Nürn­berger Versicherung Extra­gebühr nur nach Zustimmung erlaubt

Ungefragt erhielt Finanztest-Leser Norbert S.* eine Bescheinigung seiner Versicherungs­beiträge 2017 für eine Ster­begeld­versicherung bei der Nürn­berger Versicherung zuge­schickt. Absender war eine General­agentur der Nürn­berger Versicherung, Klambt & Endres. Im Schreiben stand: 3,25 Euro würden abge­bucht, wenn er nicht wider­spreche.

„So geht es nicht“, sagt Juristin Jana Brock­feld vom Verbraucherzentrale Bundes­verband: „Für eine zusätzliche kosten­pflichtige Leistung ist grund­sätzlich die ausdrück­liche Zustimmung des Kunden nötig.“ Wer sich nicht meldet, schweigt. Schweigen ist keine Zustimmung. Die Agentur hätte fragen müssen: „Wollen Sie die Bescheinigung?“

Wir fragten bei der Agentur nach, ob es für die Abbuchung eine vertragliche Grund­lage gebe.
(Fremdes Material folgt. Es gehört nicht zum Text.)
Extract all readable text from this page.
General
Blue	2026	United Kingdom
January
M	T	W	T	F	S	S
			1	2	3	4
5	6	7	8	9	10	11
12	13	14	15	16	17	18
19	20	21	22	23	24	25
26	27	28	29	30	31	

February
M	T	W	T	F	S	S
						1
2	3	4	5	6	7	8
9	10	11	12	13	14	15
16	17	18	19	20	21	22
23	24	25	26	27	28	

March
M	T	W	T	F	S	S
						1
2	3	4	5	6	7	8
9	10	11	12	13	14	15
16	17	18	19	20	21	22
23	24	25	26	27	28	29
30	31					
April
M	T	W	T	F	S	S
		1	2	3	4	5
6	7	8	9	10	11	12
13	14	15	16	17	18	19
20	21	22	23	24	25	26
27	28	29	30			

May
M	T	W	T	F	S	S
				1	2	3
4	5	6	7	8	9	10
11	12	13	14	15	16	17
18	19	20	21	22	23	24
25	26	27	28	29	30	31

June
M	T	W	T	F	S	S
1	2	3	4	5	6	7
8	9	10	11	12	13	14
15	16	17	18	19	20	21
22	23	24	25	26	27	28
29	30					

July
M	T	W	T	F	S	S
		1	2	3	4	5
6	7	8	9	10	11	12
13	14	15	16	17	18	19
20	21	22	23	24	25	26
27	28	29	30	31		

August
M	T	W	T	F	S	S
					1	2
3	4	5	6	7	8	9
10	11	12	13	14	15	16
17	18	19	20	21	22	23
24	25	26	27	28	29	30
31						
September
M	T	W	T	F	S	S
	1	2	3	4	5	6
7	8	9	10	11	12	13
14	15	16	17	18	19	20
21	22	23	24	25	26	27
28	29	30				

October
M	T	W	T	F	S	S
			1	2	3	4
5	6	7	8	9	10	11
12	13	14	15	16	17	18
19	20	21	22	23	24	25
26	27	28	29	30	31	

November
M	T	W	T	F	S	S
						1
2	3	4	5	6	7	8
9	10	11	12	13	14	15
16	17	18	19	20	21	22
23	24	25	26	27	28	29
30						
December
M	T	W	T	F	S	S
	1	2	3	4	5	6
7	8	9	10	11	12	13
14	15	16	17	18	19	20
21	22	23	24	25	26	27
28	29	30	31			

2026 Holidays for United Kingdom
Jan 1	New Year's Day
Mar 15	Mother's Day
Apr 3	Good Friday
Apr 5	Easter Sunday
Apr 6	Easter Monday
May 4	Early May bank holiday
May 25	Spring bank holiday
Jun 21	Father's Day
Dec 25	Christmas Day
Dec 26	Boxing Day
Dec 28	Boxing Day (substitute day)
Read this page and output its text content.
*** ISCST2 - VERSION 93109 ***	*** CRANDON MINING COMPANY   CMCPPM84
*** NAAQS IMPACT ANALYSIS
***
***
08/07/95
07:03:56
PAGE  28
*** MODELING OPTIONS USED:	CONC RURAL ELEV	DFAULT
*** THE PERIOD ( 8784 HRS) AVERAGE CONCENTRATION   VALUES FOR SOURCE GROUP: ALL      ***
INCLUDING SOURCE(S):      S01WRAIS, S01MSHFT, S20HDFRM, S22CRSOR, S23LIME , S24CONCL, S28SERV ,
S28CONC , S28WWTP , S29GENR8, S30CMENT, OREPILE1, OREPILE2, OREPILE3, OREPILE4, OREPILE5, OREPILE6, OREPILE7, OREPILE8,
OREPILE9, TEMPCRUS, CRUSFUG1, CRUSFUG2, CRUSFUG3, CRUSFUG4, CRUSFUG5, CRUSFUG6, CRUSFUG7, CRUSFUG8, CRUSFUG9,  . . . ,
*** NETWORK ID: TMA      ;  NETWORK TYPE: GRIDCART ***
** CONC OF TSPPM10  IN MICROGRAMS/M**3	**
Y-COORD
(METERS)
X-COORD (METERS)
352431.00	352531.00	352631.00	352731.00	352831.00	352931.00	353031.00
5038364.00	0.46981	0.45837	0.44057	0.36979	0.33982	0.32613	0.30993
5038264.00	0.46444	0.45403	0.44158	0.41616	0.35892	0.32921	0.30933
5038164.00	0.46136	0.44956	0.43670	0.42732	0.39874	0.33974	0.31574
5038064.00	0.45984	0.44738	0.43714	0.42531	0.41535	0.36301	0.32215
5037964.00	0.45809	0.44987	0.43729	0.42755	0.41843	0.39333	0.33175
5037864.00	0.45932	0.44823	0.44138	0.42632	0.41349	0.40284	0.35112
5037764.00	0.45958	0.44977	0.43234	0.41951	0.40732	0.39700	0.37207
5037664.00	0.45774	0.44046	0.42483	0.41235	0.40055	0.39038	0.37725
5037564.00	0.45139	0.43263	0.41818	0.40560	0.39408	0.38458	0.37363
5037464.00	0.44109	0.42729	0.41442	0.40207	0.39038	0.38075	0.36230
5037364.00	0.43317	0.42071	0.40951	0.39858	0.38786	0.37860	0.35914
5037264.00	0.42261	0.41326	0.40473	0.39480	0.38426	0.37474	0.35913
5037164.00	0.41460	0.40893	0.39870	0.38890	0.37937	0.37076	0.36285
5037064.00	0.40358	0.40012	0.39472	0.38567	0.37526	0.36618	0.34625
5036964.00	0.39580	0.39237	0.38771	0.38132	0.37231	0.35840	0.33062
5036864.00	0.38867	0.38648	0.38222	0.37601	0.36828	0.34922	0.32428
Eine Antwort blieb vor Weih­nachten aus. Statt­dessen drohte die Agentur über einen Anwalt, man behalte sich im Fall einer Bericht­erstattung eine Stellung­nahme vor. Inzwischen hat die Nürn­berger Versicherung einge­griffen. „Es wird keine Abbuchung erfolgen“, so Presse­sprecher Ulrich Zeidner gegen­über Finanztest: „Kunden bekommen die Bescheinigung gratis.“ Brauchen wird sie kaum jemand: Seit 2017 müssen solche Belege der Steuererklärung nicht mehr beiliegen. Es reicht, wenn sie auf Anforderung nachgereicht werden.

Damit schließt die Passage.